On their face it's a little unclear, more than a little unclear what the word unreasonable means. So then you look at the legislative intent when that's going on. But that was not the case... The majority opinion said unambiguously that's not the case here.

A. J. Kierstead (Host):

What sort of leeway do you predict be given to religious organizations or companies like that, like Hobby Lobby for example, as something in the past? It's not directly this, but there was religious leeway given on the decision. An obvious example with this specifically would be like a religious school with an individual teaching ethics based curriculum or something like that.

A. J. Kierstead (Host):

Do you predict there to be cases or decisions going forward to kind of narrow down what exactly this protects?

Buzz Scherr:

I think there will continue to be challenges from the religious right in terms of what they mean under Title VII, what religious liberty means under Title VII. I really don't have any prediction.

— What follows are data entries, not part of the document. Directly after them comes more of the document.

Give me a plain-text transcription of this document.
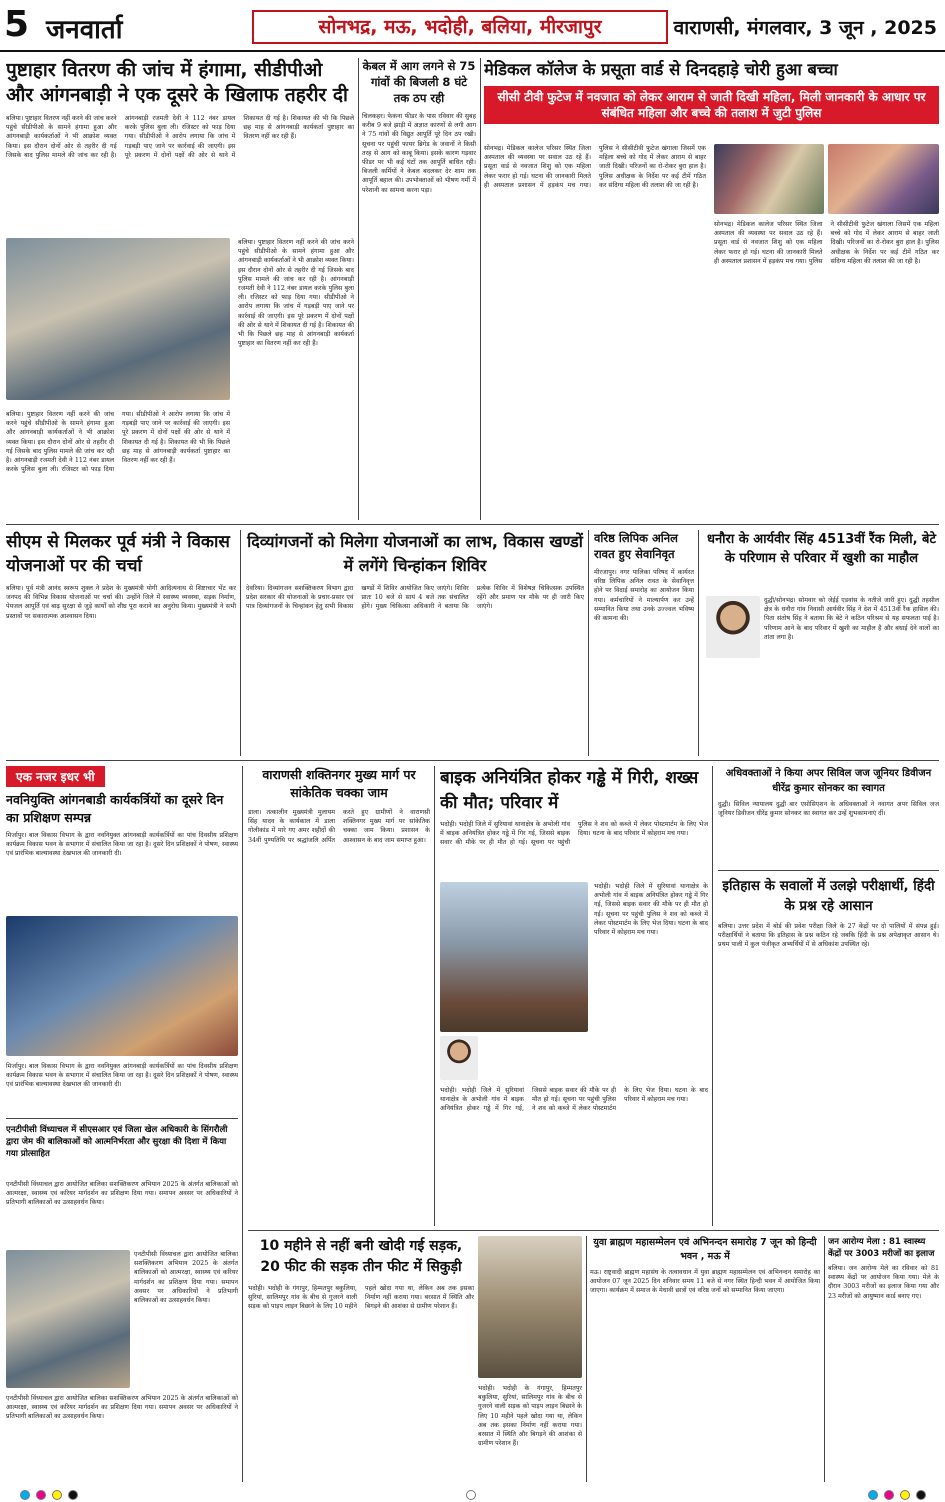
5 जनवार्ता	सोनभद्र, मऊ, भदोही, बलिया, मीरजापुर	वाराणसी, मंगलवार, 3 जून , 2025
पुष्टाहार वितरण की जांच में हंगामा, सीडीपीओ और आंगनबाड़ी ने एक दूसरे के खिलाफ तहरीर दी
बलिया। पुष्टाहार वितरण नहीं करने की जांच करने पहुंचे सीडीपीओ के सामने हंगामा हुआ और आंगनबाड़ी कार्यकर्ताओं ने भी आक्रोश व्यक्त किया। इस दौरान दोनों ओर से तहरीर दी गई जिसके बाद पुलिस मामले की जांच कर रही है। आंगनबाड़ी रजमती देवी ने 112 नंबर डायल करके पुलिस बुला ली। रजिस्टर को फाड़ दिया गया। सीडीपीओ ने आरोप लगाया कि जांच में गड़बड़ी पाए जाने पर कार्रवाई की जाएगी। इस पूरे प्रकरण में दोनों पक्षों की ओर से थाने में शिकायत दी गई है। शिकायत की भी कि पिछले छह माह से आंगनबाड़ी कार्यकर्ता पुष्टाहार का वितरण नहीं कर रही हैं।
बलिया। पुष्टाहार वितरण नहीं करने की जांच करने पहुंचे सीडीपीओ के सामने हंगामा हुआ और आंगनबाड़ी कार्यकर्ताओं ने भी आक्रोश व्यक्त किया। इस दौरान दोनों ओर से तहरीर दी गई जिसके बाद पुलिस मामले की जांच कर रही है। आंगनबाड़ी रजमती देवी ने 112 नंबर डायल करके पुलिस बुला ली। रजिस्टर को फाड़ दिया गया। सीडीपीओ ने आरोप लगाया कि जांच में गड़बड़ी पाए जाने पर कार्रवाई की जाएगी। इस पूरे प्रकरण में दोनों पक्षों की ओर से थाने में शिकायत दी गई है। शिकायत की भी कि पिछले छह माह से आंगनबाड़ी कार्यकर्ता पुष्टाहार का वितरण नहीं कर रही हैं।
बलिया। पुष्टाहार वितरण नहीं करने की जांच करने पहुंचे सीडीपीओ के सामने हंगामा हुआ और आंगनबाड़ी कार्यकर्ताओं ने भी आक्रोश व्यक्त किया। इस दौरान दोनों ओर से तहरीर दी गई जिसके बाद पुलिस मामले की जांच कर रही है। आंगनबाड़ी रजमती देवी ने 112 नंबर डायल करके पुलिस बुला ली। रजिस्टर को फाड़ दिया गया। सीडीपीओ ने आरोप लगाया कि जांच में गड़बड़ी पाए जाने पर कार्रवाई की जाएगी। इस पूरे प्रकरण में दोनों पक्षों की ओर से थाने में शिकायत दी गई है। शिकायत की भी कि पिछले छह माह से आंगनबाड़ी कार्यकर्ता पुष्टाहार का वितरण नहीं कर रही हैं।
केबल में आग लगने से 75 गांवों की बिजली 8 घंटे तक ठप रही
चिलकहर। फेकना फीडर के पास रविवार की सुबह करीब 9 बजे झाड़ी में अज्ञात कारणों से लगी आग ने 75 गांवों की विद्युत आपूर्ति पूरे दिन ठप रखी। सूचना पर पहुंची फायर ब्रिगेड के जवानों ने किसी तरह से आग को काबू किया। इसके कारण गड़वार फीडर पर भी कई घंटों तक आपूर्ति बाधित रही। बिजली कर्मियों ने केबल बदलकर देर शाम तक आपूर्ति बहाल की। उपभोक्ताओं को भीषण गर्मी में परेशानी का सामना करना पड़ा।
मेडिकल कॉलेज के प्रसूता वार्ड से दिनदहाड़े चोरी हुआ बच्चा
सीसी टीवी फुटेज में नवजात को लेकर आराम से जाती दिखी महिला, मिली जानकारी के आधार पर संबंधित महिला और बच्चे की तलाश में जुटी पुलिस
सोनभद्र। मेडिकल कालेज परिसर स्थित जिला अस्पताल की व्यवस्था पर सवाल उठ रहे हैं। प्रसूता वार्ड से नवजात शिशु को एक महिला लेकर फरार हो गई। घटना की जानकारी मिलते ही अस्पताल प्रशासन में हड़कंप मच गया। पुलिस ने सीसीटीवी फुटेज खंगाला जिसमें एक महिला बच्चे को गोद में लेकर आराम से बाहर जाती दिखी। परिजनों का रो-रोकर बुरा हाल है। पुलिस अधीक्षक के निर्देश पर कई टीमें गठित कर संदिग्ध महिला की तलाश की जा रही है।
सोनभद्र। मेडिकल कालेज परिसर स्थित जिला अस्पताल की व्यवस्था पर सवाल उठ रहे हैं। प्रसूता वार्ड से नवजात शिशु को एक महिला लेकर फरार हो गई। घटना की जानकारी मिलते ही अस्पताल प्रशासन में हड़कंप मच गया। पुलिस ने सीसीटीवी फुटेज खंगाला जिसमें एक महिला बच्चे को गोद में लेकर आराम से बाहर जाती दिखी। परिजनों का रो-रोकर बुरा हाल है। पुलिस अधीक्षक के निर्देश पर कई टीमें गठित कर संदिग्ध महिला की तलाश की जा रही है।
सीएम से मिलकर पूर्व मंत्री ने विकास योजनाओं पर की चर्चा
बलिया। पूर्व मंत्री आनंद स्वरूप शुक्ल ने प्रदेश के मुख्यमंत्री योगी आदित्यनाथ से शिष्टाचार भेंट कर जनपद की विभिन्न विकास योजनाओं पर चर्चा की। उन्होंने जिले में स्वास्थ्य व्यवस्था, सड़क निर्माण, पेयजल आपूर्ति एवं बाढ़ सुरक्षा से जुड़े कार्यों को शीघ्र पूरा कराने का अनुरोध किया। मुख्यमंत्री ने सभी प्रस्तावों पर सकारात्मक आश्वासन दिया।
दिव्यांगजनों को मिलेगा योजनाओं का लाभ, विकास खण्डों में लगेंगे चिन्हांकन शिविर
देवरिया। दिव्यांगजन सशक्तिकरण विभाग द्वारा प्रदेश सरकार की योजनाओं के प्रचार-प्रसार एवं पात्र दिव्यांगजनों के चिन्हांकन हेतु सभी विकास खण्डों में शिविर आयोजित किए जाएंगे। शिविर प्रातः 10 बजे से सायं 4 बजे तक संचालित होंगे। मुख्य चिकित्सा अधिकारी ने बताया कि प्रत्येक शिविर में विशेषज्ञ चिकित्सक उपस्थित रहेंगे और प्रमाण पत्र मौके पर ही जारी किए जाएंगे।
वरिष्ठ लिपिक अनिल रावत हुए सेवानिवृत
मीरजापुर। नगर पालिका परिषद में कार्यरत वरिष्ठ लिपिक अनिल रावत के सेवानिवृत्त होने पर विदाई समारोह का आयोजन किया गया। कर्मचारियों ने माल्यार्पण कर उन्हें सम्मानित किया तथा उनके उज्ज्वल भविष्य की कामना की।
धनौरा के आर्यवीर सिंह 4513वीं रैंक मिली, बेटे के परिणाम से परिवार में खुशी का माहौल
दुद्धी/सोनभद्र। सोमवार को जेईई एडवांस के नतीजे जारी हुए। दुद्धी तहसील क्षेत्र के धनौरा गांव निवासी आर्यवीर सिंह ने देश में 4513वीं रैंक हासिल की। पिता संतोष सिंह ने बताया कि बेटे ने कठिन परिश्रम से यह सफलता पाई है। परिणाम आने के बाद परिवार में खुशी का माहौल है और बधाई देने वालों का तांता लगा है।
एक नजर इधर भी
नवनियुक्ति आंगनबाडी कार्यकर्त्रियों का दूसरे दिन का प्रशिक्षण सम्पन्न
मिर्जापुर। बाल विकास विभाग के द्वारा नवनियुक्त आंगनबाड़ी कार्यकर्त्रियों का पांच दिवसीय प्रशिक्षण कार्यक्रम विकास भवन के सभागार में संचालित किया जा रहा है। दूसरे दिन प्रशिक्षकों ने पोषण, स्वास्थ्य एवं प्रारंभिक बाल्यावस्था देखभाल की जानकारी दी।
मिर्जापुर। बाल विकास विभाग के द्वारा नवनियुक्त आंगनबाड़ी कार्यकर्त्रियों का पांच दिवसीय प्रशिक्षण कार्यक्रम विकास भवन के सभागार में संचालित किया जा रहा है। दूसरे दिन प्रशिक्षकों ने पोषण, स्वास्थ्य एवं प्रारंभिक बाल्यावस्था देखभाल की जानकारी दी।
एनटीपीसी विंध्याचल में सीएसआर एवं जिला खेल अधिकारी के सिंगरौली द्वारा जेम की बालिकाओं को आत्मनिर्भरता और सुरक्षा की दिशा में किया गया प्रोत्साहित
एनटीपीसी विंध्याचल द्वारा आयोजित बालिका सशक्तिकरण अभियान 2025 के अंतर्गत बालिकाओं को आत्मरक्षा, स्वास्थ्य एवं करियर मार्गदर्शन का प्रशिक्षण दिया गया। समापन अवसर पर अधिकारियों ने प्रतिभागी बालिकाओं का उत्साहवर्धन किया।
एनटीपीसी विंध्याचल द्वारा आयोजित बालिका सशक्तिकरण अभियान 2025 के अंतर्गत बालिकाओं को आत्मरक्षा, स्वास्थ्य एवं करियर मार्गदर्शन का प्रशिक्षण दिया गया। समापन अवसर पर अधिकारियों ने प्रतिभागी बालिकाओं का उत्साहवर्धन किया।
एनटीपीसी विंध्याचल द्वारा आयोजित बालिका सशक्तिकरण अभियान 2025 के अंतर्गत बालिकाओं को आत्मरक्षा, स्वास्थ्य एवं करियर मार्गदर्शन का प्रशिक्षण दिया गया। समापन अवसर पर अधिकारियों ने प्रतिभागी बालिकाओं का उत्साहवर्धन किया।
वाराणसी शक्तिनगर मुख्य मार्ग पर सांकेतिक चक्का जाम
डाला। तत्कालीन मुख्यमंत्री मुलायम सिंह यादव के कार्यकाल में डाला गोलीकांड में मारे गए अमर शहीदों की 34वीं पुण्यतिथि पर श्रद्धांजलि अर्पित करते हुए ग्रामीणों ने वाराणसी शक्तिनगर मुख्य मार्ग पर सांकेतिक चक्का जाम किया। प्रशासन के आश्वासन के बाद जाम समाप्त हुआ।
बाइक अनियंत्रित होकर गड्ढे में गिरी, शख्स की मौत; परिवार में
भदोही। भदोही जिले में सुरियावां थानाक्षेत्र के अभोली गांव में बाइक अनियंत्रित होकर गड्ढे में गिर गई, जिससे बाइक सवार की मौके पर ही मौत हो गई। सूचना पर पहुंची पुलिस ने शव को कब्जे में लेकर पोस्टमार्टम के लिए भेज दिया। घटना के बाद परिवार में कोहराम मच गया।
भदोही। भदोही जिले में सुरियावां थानाक्षेत्र के अभोली गांव में बाइक अनियंत्रित होकर गड्ढे में गिर गई, जिससे बाइक सवार की मौके पर ही मौत हो गई। सूचना पर पहुंची पुलिस ने शव को कब्जे में लेकर पोस्टमार्टम के लिए भेज दिया। घटना के बाद परिवार में कोहराम मच गया।
भदोही। भदोही जिले में सुरियावां थानाक्षेत्र के अभोली गांव में बाइक अनियंत्रित होकर गड्ढे में गिर गई, जिससे बाइक सवार की मौके पर ही मौत हो गई। सूचना पर पहुंची पुलिस ने शव को कब्जे में लेकर पोस्टमार्टम के लिए भेज दिया। घटना के बाद परिवार में कोहराम मच गया।
अधिवक्ताओं ने किया अपर सिविल जज जूनियर डिवीजन धीरेंद्र कुमार सोनकर का स्वागत
दुद्धी। सिविल न्यायालय दुद्धी बार एसोसिएशन के अधिवक्ताओं ने नवागत अपर सिविल जज जूनियर डिवीजन धीरेंद्र कुमार सोनकर का स्वागत कर उन्हें शुभकामनाएं दीं।
इतिहास के सवालों में उलझे परीक्षार्थी, हिंदी के प्रश्न रहे आसान
बलिया। उत्तर प्रदेश में बोर्ड की प्रवेश परीक्षा जिले के 27 केंद्रों पर दो पालियों में संपन्न हुई। परीक्षार्थियों ने बताया कि इतिहास के प्रश्न कठिन रहे जबकि हिंदी के प्रश्न अपेक्षाकृत आसान थे। प्रथम पाली में कुल पंजीकृत अभ्यर्थियों में से अधिकांश उपस्थित रहे।
10 महीने से नहीं बनी खोदी गई सड़क, 20 फीट की सड़क तीन फीट में सिकुड़ी
भदोही। भदोही के गंगापुर, हिम्मतपुर बकुलिया, सुरियां, सालिमपुर गांव के बीच से गुजरने वाली सड़क को पाइप लाइन बिछाने के लिए 10 महीने पहले खोदा गया था, लेकिन अब तक इसका निर्माण नहीं कराया गया। बरसात में स्थिति और बिगड़ने की आशंका से ग्रामीण परेशान हैं।
भदोही। भदोही के गंगापुर, हिम्मतपुर बकुलिया, सुरियां, सालिमपुर गांव के बीच से गुजरने वाली सड़क को पाइप लाइन बिछाने के लिए 10 महीने पहले खोदा गया था, लेकिन अब तक इसका निर्माण नहीं कराया गया। बरसात में स्थिति और बिगड़ने की आशंका से ग्रामीण परेशान हैं।
युवा ब्राह्मण महासम्मेलन एवं अभिनन्दन समारोह 7 जून को हिन्दी भवन , मऊ में
मऊ। राष्ट्रवादी ब्राह्मण महासंघ के तत्वावधान में युवा ब्राह्मण महासम्मेलन एवं अभिनन्दन समारोह का आयोजन 07 जून 2025 दिन शनिवार समय 11 बजे से नगर स्थित हिन्दी भवन में आयोजित किया जाएगा। कार्यक्रम में समाज के मेधावी छात्रों एवं वरिष्ठ जनों को सम्मानित किया जाएगा।
जन आरोग्य मेला : 81 स्वास्थ्य केंद्रों पर 3003 मरीजों का इलाज
बलिया। जन आरोग्य मेले का रविवार को 81 स्वास्थ्य केंद्रों पर आयोजन किया गया। मेले के दौरान 3003 मरीजों का इलाज किया गया और 23 मरीजों को आयुष्मान कार्ड बनाए गए।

It's not an area of my specialty, so I try and shy away from predictions in things that I don't know much about, although it makes it easier to predict.

Buzz Scherr:

I think that litigation is going to go on and on, and I know the religious right and the conservative movement is all aflutter about Justice Roberts and Justice Gorsuch abandoning them. One conservative commentator dramatically overstated the effect of this opinion, the Bostock opinion, by saying, "The conservative legal movement is over." So once again the sky is falling, but things will settle-

A. J. Kierstead (Host):

Typical 2020 politics.

Buzz Scherr:

Right. Things will settle down and we'll see how these things play out going forward.